神港教会(日本キリスト改革派教会)、Nov9,2025

 自分自身のプロテスタントとしての立場として、保守的な立場のプロテスタントという認識がありますが、保守的と言っても、さまざまな切り口があり、考えればそれだけでは曖昧であやふやのような気がしたので、少し考え・調べました。

 信仰の立場として、”聖書を神の言葉”と捉えていますが、これだけでは、ともすれば”聖書信仰”と”新正統主義”を包括する曖昧なフレーズになってしまいます。”聖書信仰”はVan Tilの前提主義の「神の啓示である聖書を前提」として、前提が結論を決するとするルヴァン主義の弁証神学の立場で、「聖書は神の言葉である」が前提であり結論とするものです。それに対して”新正統主義”は、Karl Barthの「神の言葉の神学」の立場が代表的で、自由主義(リベラル)神学に対抗して「聖書は信仰によって神の言葉となる」とするものです。

 ただキリスト教原理主義(ファンダメンタリズム)の立場からは、リベラル神学に対抗した”新正統主義”の立場をもリベラル神学の範疇で捉えることが多く、日本の福音派からも”新正統主義”を保守的な信仰とは捉えていないのが現状です。

 更に聖書に関する立場として、無誤性の立場と無謬性の立場があり、無誤性(inerrancy)とは、 聖書のすべての記述(歴史・科学・数字なども含む)に関して聖書は完全性・正確性があるという立場で、それに対して無謬性(infallibility)は、 信仰・救い・教理に関する核心部分に関して 聖書は誤って導くことがないという立場です。

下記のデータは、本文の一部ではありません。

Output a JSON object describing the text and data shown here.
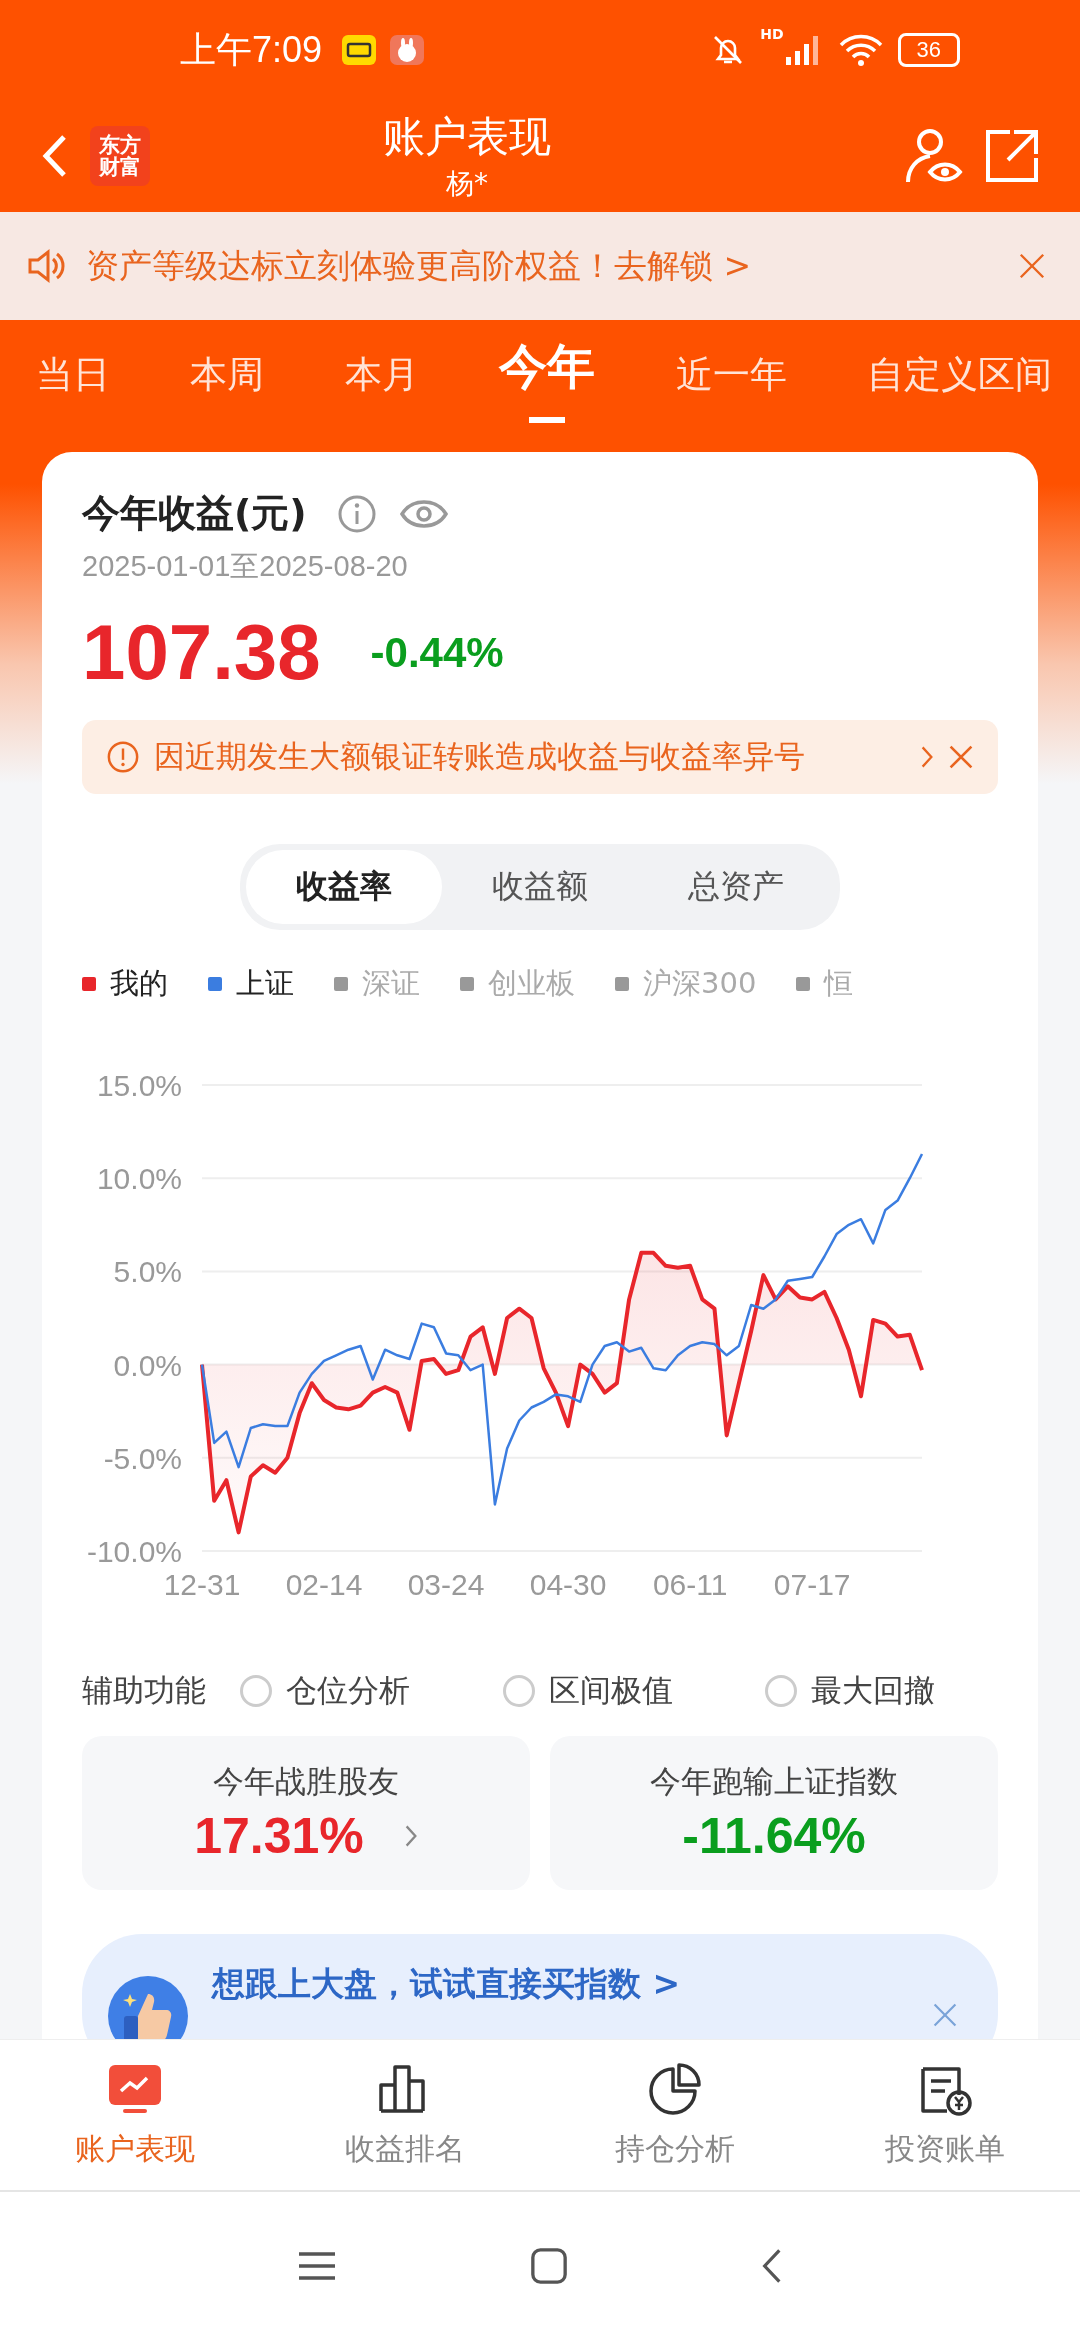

 無謬性に関しては、第二バチカン公会議における”神の啓示に関する教義憲章”の中のデイ・ヴェルブム(Dei Verbum)で、「救いのために必要な真理について誤りがない」という立場を明らかにしています。そして無誤性に関しては国際聖書無誤性評議会におけるシカゴ宣言、世界宣教会議で採択されたローザンヌ誓約などで「聖書は誤りなき神の言葉」と謳っています。

 また聖書に関しては逐語霊感説と言語霊感説という2つの立場があり、逐語霊感説(verbal plenary inspiration)というのは、「聖書の言葉一つひとつに神の霊感が及んでいる」とする立場であり、聖書の語句・文法・表現に至るまで神が導いたと考え、著者の個性や文体は用いられるが、最終的な言葉の選択は神の主権のもとに書かれたというような立場です。それに対して言語霊感説(conceptual / thought inspiration)は「神の霊感は思想や内容に及んでいるが、言葉の細部は人間の著者に委ねられたとして、神がそれそれの著者に真理を啓示して、その内容をどの言葉で表現するかは人間の著者に委ねたという立場です。

 ・・・聖書に対して、自分では漠然と保守的な立場と捉えていたのですが、既存の幾つかのモノサシで弁別しようとして自分の信仰を改めて考えたのですが、どれも明確に弁別できず、明確に聖書に関して自分の信仰の立場を言い表せないことが浮き彫りにされただけでした。

 礼拝や典礼、教会堂のスタイルに関しての保守的か否かもあり、信仰だけではなくて、政治的な立場(教会政治ではなくて世俗社会の政治権力)、礼拝や教会のスタイルに関して保守か否かが存在すると思います。ただ世俗社会の政治的立場では、ともすればキリスト教ナショナリズム(Christian Nationalism)と混同されて捉えられがちのような気がします。

 賛美に関しては、礼拝の中では長年歌い継がれ、歌詞が文語調の讃美歌を通しての神への賛美が、私にはしっくりします。プレイズソングやワーシップソングは好きですし、手元にあるCDやYouTubeをBGM風に耳にしながら机に向かうことは多く、集会等で歌うのは好きですが、礼拝の中での賛美としては、定型化され長年歌い継がれた讃美歌を好むのは保守的なんだと思います。礼拝のスタイルも、教会堂の雰囲気も、どちらかと言えば荘厳な感じが好きなのも保守的なのかもしれません。